Adlington, the ancestral home of one of the older branches of this widespread family, is a pleasant old mansion, possessing, besides its own particular attractions as a good specimen of the half-timbered manor house of bygone days, much that is interesting in its memories and associations. It lies, too, in the midst of a spacious park, prettily feathered with woodlands, and environed with much rural beauty, so that it is altogether a pleasant place to spend a summer day in—a spot where you may find enough to occupy your thoughts without satiety or weariness.

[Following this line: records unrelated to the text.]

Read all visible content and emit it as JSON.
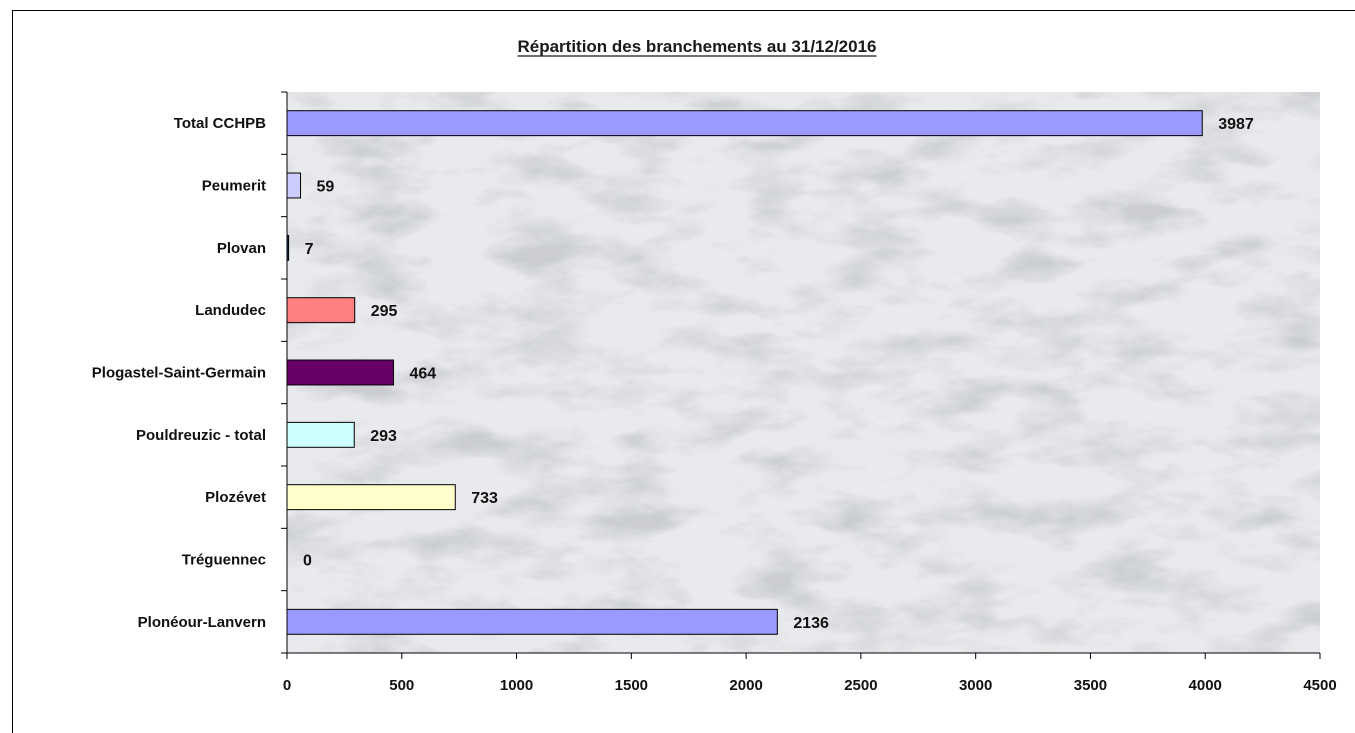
{
  "chart_data": {
    "type": "bar",
    "orientation": "horizontal",
    "title": "Répartition des branchements au 31/12/2016",
    "xlabel": "",
    "ylabel": "",
    "xlim": [
      0,
      4500
    ],
    "x_ticks": [
      0,
      500,
      1000,
      1500,
      2000,
      2500,
      3000,
      3500,
      4000,
      4500
    ],
    "grid": false,
    "legend": "none",
    "background": "grey marble texture",
    "categories": [
      "Total CCHPB",
      "Peumerit",
      "Plovan",
      "Landudec",
      "Plogastel-Saint-Germain",
      "Pouldreuzic - total",
      "Plozévet",
      "Tréguennec",
      "Plonéour-Lanvern"
    ],
    "values": [
      3987,
      59,
      7,
      295,
      464,
      293,
      733,
      0,
      2136
    ],
    "bar_colors": [
      "#9999ff",
      "#ccccff",
      "#1f3864",
      "#ff8080",
      "#660066",
      "#ccffff",
      "#ffffcc",
      "#9999ff",
      "#9999ff"
    ]
  }
}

The railway carries you within a hundred yards or so of the park-gates. A roadside inn—the Unicorn’s Head—(the crest of the Leghs), and a few picturesque cottages, with cunningly devised porches of open rustic work, and little plots of garden in front, gay with flowers of every hue—tall lilies and roses that sway their heads in the passing breeze, and sweet-scented creepers that trail around and half hide the little old-fashioned windows—constitute what there is of village. Close by the station, and abutting upon the high-road, is the old smithy. As we go by, the smith is hard at work, the sparks fly merrily, and under the ponderous strokes of his hammer the anvil rings as melodiously as it did a hundred years ago, when, on a bright morning, Handel, while taking a constitutional with his host, Charles Legh, of Adlington, listened to it and first conceived the idea of the “Harmonious Blacksmith,” the score of which he wrote down immediately on his return to the hall, where it was long preserved. The park, which is well stocked with deer, is of considerable extent, varied and picturesque, and marked by much unrestrained beauty; for Art and Nature seem both to have stopped short of “improvement,” and to have given Time the opportunity of softening the harsh outline of man’s labours. It is not too tamely kept, however, nor yet too rigidly subjected to rule, the open lawns and broad sunny glades being chequered with clumps of wood and sturdy trees—

Whose boughs are moss’d with age,

And high top bald with dry antiquity,

whilst through the grassy meads and beneath the woodland shade, pranked with a thousand silvery shapes of beauty, the freakish Deane—

A gentle stream,

Adown the vale its serpent courses winds,

Seen here and there through breaks of trees to gleam,

Gilding their dancing boughs with noon’s reflected beam,

as it hastens on to mingle its waters with the Bollin, and unite with it in helping the Mersey to do honour to the British Tyre. It is a lovely summer day, with just sufficient breeze to cool the overheated atmosphere, and give a pleasant and invigorating freshness to it; the sunbeams are dappling the rich sward with their playful and ever-changing patches of light, and the air is balmy with the odours of the new-mown hay. The lark carols joyously in the bright blue sky, the insects are busy in the tall grass, and the lowing of the kine in the distant meadows, the merry song of the haymakers spreading out the fresh-cut swaths, and the creaking of the waggon as it bears its fragrant load to the stackyard, blending together, make a rustic music delighting to the heart of him who loves the sounds of country life.